With a challenging 2011 now in the rearview mirror, the Westbank and District Chamber of Commerce is looking forward to a brighter 2012.
“It (was) a challenging year, there’s no doubt,” said Craig Brown, president of the Westbank Chamber.
One of the main challenges came in February, 2011, when the Chamber opted to stop running the organizing committee for Westside tourism and handed that responsibility back to local governments.
“What we did is we looked at our core values . . . advocacy, driving new members and education through our membership wasn’t really being taken care of,” said Brown.
He said letting go of the tourism role was “the correct move” and allowed the Chamber to focus more on its own memberships.
“Same thing with the visitor centre, we chose to give that back and have the district take over. It really wasn’t allowing us to do what we do best: Focus on our members.”

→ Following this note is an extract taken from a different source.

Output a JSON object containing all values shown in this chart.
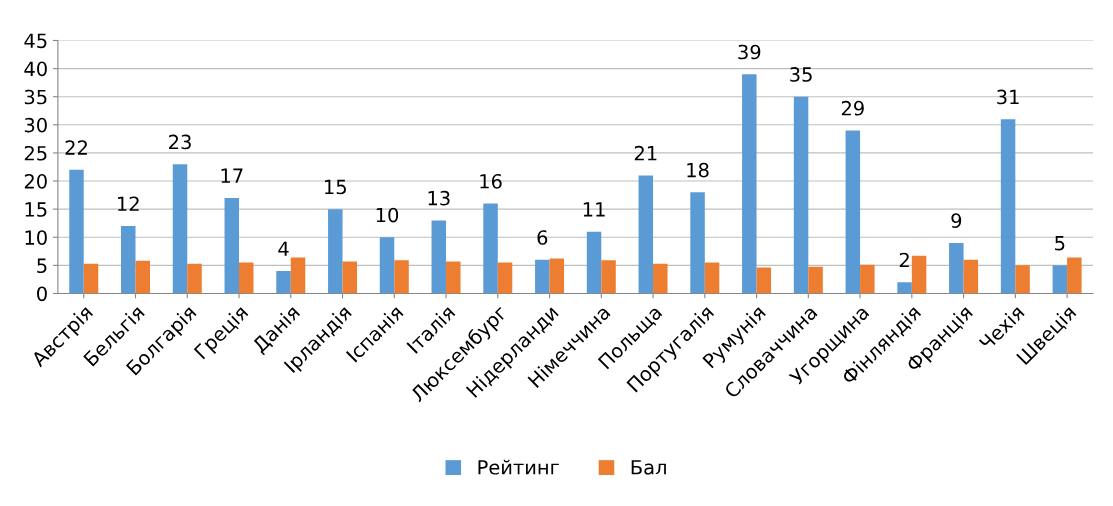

Brown added that the district has done an “amazing” job with the Visitor Information Centre, moving it into the museum.
Now with the tourism responsibilities—which had taken up nearly 60 per cent of Chamber staff time—out of the way, Brown said that the focus has shifted to the Chamber’s members.
“The focus is really working with our members and providing what they pay for: Education, advocacy, networking, and all of the other levels that the Chamber is supposed to deliver.”
One of West Kelowna’s biggest concerns is its downtown core. Brown said the Chamber is in support of the District of West Kelowna’s plans to revitalize the town centre; however, it is keeping a close eye on the decision makers.
“We’re in support of what they’re doing . . . we want to make sure it’s done correctly,” said Brown.
Along with making its own future brighter, Brown hopes the Chamber’s relationship with the District of West Kelowna and Westbank First Nation improves.
“We would really like to improve our communication with them. I think in the past the biggest thing with the Chamber and all levels (of local government) was a lack of communication.”
Classifying 2012 as “a year of action”, Brown said that the Chamber has several new initiatives planned.
These include a six-times-a-year newsletter to keep West Kelowna educated in what the Chamber is involved with, a September trade show to bring local businesses together and a series of lunch and learns and drop-in sessions to allow members additional time to network.
He also credited the Chamber with having good leadership.
“I think we have a very strong board—the directors work very hard and the level of communication within this community is excellent. I think, as a group, we’re in for a good year.”